Just as nations appropriate the inventions of others, they also appropriate their myths. This may occur due to invasions, migrations, the construction of ports of cosmopolitan trade, or other reasons.

In his new book, The Origin of Culture and Civilization , Thomas Dietrich sets out to investigate "cultural continuity," the "transmission of culture," [117] by several fascinating methods, one of which is his reinterpretation of ancient people's choices of mythical symbolism.

Buy the book The Origin of Culture and Civilization : The Cosmological Philosophy of the Ancient World View Regarding Myth, Astrology, Science, and Religion by Thomas Dietrich

Although early civilizations may have been lost, some of their effects live on in the cultures of newer civilizations. Ancient Libya and Morocco once had intricate societies that were ultimately destroyed by earthquakes and other geological disasters. [25] Many of the Libyan and Moroccan myths and inventions were adapted by later civilizations which, though newer, we are more more accustomed to call "ancient" -- those in Greece, Egypt, and the Middle East.

The complete title of the book is:

The Origin of Culture and Civilization : The Cosmological Philosophy of the Ancient World View Regarding Myth, Astrology, Science, and Religion

According to ancient maps, what is now desert in Africa was once wet land and coastline connected, well enough for boat transportation, to the Atlantic Ocean. [123, 146] The people of Morocco and Libya also had advanced equestrian skills. [151] Poseidon, the god of the sea and horses, was a Libyan god long before the Greeks adopted him. One of the ways in which the tradition was transmitted to numerous countries was in the use of horse head ornamentation on ships. [147]

The author also believes that these lost civilizations in Africa, where we now have the Sahara Desert but where coastal cities once thrived, inspired the tales of Atlantis.

"Our general goal," Dietrich writes, "is to establish a cultural context for religion, history and science that existed prior to Mediterranean culture." [93]

Some mythology grew out of chronicles of actual historical events, however much the stories might have been fictionalized. In such cases, there is "degradation of the historical fact" through various phases of mythology, folklore and fairy tales. [97] One of the more obvious examples of this is the several times that recollections of regional floods have led to tales of a "Great Flood." [33, 104]
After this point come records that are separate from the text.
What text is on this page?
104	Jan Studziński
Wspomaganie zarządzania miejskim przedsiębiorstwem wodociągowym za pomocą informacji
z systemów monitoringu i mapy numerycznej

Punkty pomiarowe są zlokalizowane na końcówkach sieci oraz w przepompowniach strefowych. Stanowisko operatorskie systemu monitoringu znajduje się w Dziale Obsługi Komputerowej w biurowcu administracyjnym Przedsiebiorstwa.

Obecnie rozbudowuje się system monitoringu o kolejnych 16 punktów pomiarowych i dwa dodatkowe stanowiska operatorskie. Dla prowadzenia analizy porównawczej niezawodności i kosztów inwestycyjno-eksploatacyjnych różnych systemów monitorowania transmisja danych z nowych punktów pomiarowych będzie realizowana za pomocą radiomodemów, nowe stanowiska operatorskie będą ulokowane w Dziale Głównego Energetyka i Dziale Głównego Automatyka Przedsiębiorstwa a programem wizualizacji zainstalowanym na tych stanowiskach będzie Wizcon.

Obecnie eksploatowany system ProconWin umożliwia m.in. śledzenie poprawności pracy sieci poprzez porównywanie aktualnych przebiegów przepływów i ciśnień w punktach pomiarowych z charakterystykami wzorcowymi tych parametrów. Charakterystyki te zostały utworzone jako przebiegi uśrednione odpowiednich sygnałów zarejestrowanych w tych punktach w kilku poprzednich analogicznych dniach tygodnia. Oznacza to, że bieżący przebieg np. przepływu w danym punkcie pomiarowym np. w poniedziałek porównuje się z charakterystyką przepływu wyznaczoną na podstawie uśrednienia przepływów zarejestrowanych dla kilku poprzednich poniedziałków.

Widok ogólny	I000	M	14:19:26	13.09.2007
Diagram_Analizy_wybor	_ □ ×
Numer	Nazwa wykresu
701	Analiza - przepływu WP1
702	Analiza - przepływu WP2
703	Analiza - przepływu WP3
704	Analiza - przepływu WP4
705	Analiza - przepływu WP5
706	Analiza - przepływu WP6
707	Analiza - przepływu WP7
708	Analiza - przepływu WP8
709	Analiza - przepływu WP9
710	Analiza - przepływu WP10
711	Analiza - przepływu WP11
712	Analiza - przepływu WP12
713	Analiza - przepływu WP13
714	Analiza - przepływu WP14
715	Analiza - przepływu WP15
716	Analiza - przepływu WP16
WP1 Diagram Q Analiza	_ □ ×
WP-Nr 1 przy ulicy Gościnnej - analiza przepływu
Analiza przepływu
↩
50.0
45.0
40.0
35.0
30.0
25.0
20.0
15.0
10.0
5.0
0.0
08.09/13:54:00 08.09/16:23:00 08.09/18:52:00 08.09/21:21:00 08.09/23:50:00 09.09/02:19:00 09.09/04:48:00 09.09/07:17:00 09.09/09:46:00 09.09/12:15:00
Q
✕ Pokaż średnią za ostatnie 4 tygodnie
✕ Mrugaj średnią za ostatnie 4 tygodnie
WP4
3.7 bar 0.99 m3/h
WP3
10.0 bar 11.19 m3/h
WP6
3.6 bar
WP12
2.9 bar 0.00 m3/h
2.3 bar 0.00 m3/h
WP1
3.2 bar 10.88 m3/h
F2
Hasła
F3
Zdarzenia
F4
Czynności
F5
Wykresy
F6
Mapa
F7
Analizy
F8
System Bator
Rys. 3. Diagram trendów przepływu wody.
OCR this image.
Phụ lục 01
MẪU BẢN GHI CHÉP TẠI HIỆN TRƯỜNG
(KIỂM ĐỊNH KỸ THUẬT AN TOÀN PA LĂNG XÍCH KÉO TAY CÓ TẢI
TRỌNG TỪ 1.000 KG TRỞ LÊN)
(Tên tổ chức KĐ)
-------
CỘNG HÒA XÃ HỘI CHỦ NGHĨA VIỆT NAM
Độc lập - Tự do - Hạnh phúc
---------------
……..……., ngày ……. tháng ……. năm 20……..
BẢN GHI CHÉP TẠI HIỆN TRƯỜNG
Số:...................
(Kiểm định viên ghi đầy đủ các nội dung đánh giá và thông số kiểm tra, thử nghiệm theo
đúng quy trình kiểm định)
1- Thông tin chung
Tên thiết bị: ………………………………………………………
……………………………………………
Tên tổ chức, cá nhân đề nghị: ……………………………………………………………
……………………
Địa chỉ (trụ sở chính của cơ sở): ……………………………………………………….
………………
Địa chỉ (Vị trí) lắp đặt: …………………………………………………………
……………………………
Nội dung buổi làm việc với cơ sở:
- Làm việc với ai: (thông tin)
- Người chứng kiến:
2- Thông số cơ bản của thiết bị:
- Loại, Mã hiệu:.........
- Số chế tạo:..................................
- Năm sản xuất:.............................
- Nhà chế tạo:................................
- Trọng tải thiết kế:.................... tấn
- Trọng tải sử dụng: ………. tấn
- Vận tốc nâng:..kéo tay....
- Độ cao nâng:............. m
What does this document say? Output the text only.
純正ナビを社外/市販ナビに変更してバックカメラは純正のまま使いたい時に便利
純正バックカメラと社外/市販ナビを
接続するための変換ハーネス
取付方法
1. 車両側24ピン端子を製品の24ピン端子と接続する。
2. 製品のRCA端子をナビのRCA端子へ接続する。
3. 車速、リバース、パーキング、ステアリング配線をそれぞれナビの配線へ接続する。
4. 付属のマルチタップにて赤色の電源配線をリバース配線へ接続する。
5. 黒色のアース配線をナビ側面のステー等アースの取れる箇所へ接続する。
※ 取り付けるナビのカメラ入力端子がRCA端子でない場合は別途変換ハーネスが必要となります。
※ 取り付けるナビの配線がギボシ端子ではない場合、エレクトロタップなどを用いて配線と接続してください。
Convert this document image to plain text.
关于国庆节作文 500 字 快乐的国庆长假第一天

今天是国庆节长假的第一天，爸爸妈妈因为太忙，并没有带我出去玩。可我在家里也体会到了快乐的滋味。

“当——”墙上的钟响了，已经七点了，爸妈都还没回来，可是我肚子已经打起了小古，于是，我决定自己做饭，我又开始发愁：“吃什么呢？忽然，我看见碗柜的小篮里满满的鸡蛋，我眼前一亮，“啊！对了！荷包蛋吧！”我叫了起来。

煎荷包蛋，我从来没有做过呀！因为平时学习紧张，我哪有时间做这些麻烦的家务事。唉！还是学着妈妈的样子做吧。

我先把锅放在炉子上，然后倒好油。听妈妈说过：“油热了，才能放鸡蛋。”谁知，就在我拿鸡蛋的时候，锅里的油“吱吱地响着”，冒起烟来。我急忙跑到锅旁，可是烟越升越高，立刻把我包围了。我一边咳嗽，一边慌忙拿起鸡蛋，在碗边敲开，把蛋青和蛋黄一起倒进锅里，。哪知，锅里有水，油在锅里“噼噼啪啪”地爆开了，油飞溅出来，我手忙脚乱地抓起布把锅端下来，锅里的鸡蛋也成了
On the surface, mythology appears to be simply a collection of folk tales, as astrology appears to be simply a fortune telling ritual. In reality, historical facts are "occluded" [96], "encoded" [184], in the symbolism. To better paraphrase the author's asssertion, I must first digress, and discuss something about how the planet earth moves, after which I will relate this matter to Dietrich's thesis.

The earth is tilted on its axis, relative to the ecliptic, the plane of the earth's revolution around the sun. This tilt is the reason that the sun's rays strike points on the earth more directly or indirectly at different times of the year, which we call the seasons of the year. The tilt of the earth's axis wobbles very slowly, in a cycle which has been measured to have a period of about 25,800 years. Today, the earth's axis, extrapolated outward from the North Pole, points to the star Polaris, which we can therefore use as the North Star, but it did not always point to Polaris. It also pointed to Polaris 25,800 years ago, and it will do so again 25,800 years in the future, but at intermediate times it does not do so. Modern scientists call this wobble of the earth's tilt the precessional motion. The plane of the equator intersects the ecliptic at two points: the spring (vernal) equinox and the fall equinox. Because of the wobble, both equinoxes move westward very slowly, an effect which we call the precession of the equinoxes. Ancient people who believed in astrology observed the apparent movement of the vernal equinox across the dome of the sky, and they roughly estimated the duration of its 25,800 year cycle. They thought that it had religious significance.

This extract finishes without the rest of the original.